Der Hinweis darauf, dass auch andere Städte solche Statistiken veröffentlichen, konnte den Magistrat nicht dazu bewegen, seiner gesetzlichen Antwortpflicht gegenüber dem Parlament nachzukommen. Dass das Statistische Landesamt, das ebenso wie die Stadt an das Steuergeheimnis gebunden ist, die Daten geliefert hat, zeigt nach Auffassung der Linken , dass es sich hier um hausgemachte Geheimniskrämerei handelt.

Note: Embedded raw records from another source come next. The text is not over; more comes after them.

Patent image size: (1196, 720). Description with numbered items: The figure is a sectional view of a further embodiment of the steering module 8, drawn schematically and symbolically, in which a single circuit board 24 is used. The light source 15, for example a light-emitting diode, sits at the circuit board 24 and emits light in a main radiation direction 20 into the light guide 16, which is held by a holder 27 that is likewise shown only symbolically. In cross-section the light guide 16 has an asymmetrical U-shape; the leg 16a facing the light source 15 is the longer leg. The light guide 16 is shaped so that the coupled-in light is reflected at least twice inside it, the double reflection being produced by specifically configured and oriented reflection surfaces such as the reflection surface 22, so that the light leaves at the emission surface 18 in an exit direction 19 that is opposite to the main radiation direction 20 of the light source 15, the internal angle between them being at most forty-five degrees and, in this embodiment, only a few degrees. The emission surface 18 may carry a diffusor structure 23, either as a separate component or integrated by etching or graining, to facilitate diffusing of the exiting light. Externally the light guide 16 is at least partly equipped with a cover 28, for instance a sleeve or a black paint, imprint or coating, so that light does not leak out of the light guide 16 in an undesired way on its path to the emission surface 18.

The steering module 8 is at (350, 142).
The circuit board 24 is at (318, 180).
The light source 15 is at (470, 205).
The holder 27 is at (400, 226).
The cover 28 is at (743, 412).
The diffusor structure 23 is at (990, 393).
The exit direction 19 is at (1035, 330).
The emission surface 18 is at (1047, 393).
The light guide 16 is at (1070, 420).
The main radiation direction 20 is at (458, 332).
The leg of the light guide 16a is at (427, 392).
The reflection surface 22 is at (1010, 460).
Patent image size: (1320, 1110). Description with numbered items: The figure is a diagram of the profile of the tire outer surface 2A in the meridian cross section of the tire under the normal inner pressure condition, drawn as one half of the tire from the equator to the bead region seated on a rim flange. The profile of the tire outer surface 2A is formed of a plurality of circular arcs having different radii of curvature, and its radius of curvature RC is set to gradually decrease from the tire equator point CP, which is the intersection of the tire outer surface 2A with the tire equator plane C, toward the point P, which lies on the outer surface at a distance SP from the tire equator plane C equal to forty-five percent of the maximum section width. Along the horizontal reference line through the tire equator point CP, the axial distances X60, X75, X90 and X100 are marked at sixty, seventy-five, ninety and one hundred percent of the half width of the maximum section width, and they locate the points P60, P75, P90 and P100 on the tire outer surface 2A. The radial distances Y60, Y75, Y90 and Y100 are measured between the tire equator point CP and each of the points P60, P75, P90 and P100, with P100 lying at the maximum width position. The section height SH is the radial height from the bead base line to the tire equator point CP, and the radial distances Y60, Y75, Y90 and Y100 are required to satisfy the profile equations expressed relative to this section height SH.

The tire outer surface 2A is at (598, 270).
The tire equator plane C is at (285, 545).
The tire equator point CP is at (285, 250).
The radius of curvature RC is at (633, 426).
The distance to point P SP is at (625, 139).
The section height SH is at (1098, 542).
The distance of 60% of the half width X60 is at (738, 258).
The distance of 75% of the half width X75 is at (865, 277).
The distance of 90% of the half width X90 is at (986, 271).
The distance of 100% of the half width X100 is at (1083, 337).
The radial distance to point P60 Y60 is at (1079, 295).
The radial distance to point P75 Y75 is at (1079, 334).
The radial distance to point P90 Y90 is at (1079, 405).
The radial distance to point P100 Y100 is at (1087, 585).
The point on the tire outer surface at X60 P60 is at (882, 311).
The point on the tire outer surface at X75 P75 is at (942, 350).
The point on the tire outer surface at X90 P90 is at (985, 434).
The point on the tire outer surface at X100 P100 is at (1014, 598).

Auch eine Kleine Anfrage der Fraktion, darüber zu berichten, wie oft es in den letzten Jahren aufgrund von Betriebsprüfungen Gewerbesteuernachzahlungen in Millionenhöhe gegeben hat, mochte der Magistrat nicht beantworten. Die Marburger Linke wird dem Magistrat die Auswertung des Statistischen Landesamts schenken, damit er wenigstens für den internen Gebrauch über die Struktur der Marburger Gewerbesteuereinnahmen informiert ist. Damit verbindet sie die Hoffnung, dass er bei der nächsten Anfrage der Fraktion der Marburger Linken selbst für
die Kosten aufkommt, die das Statistische Landesamt in Rechnung stellt.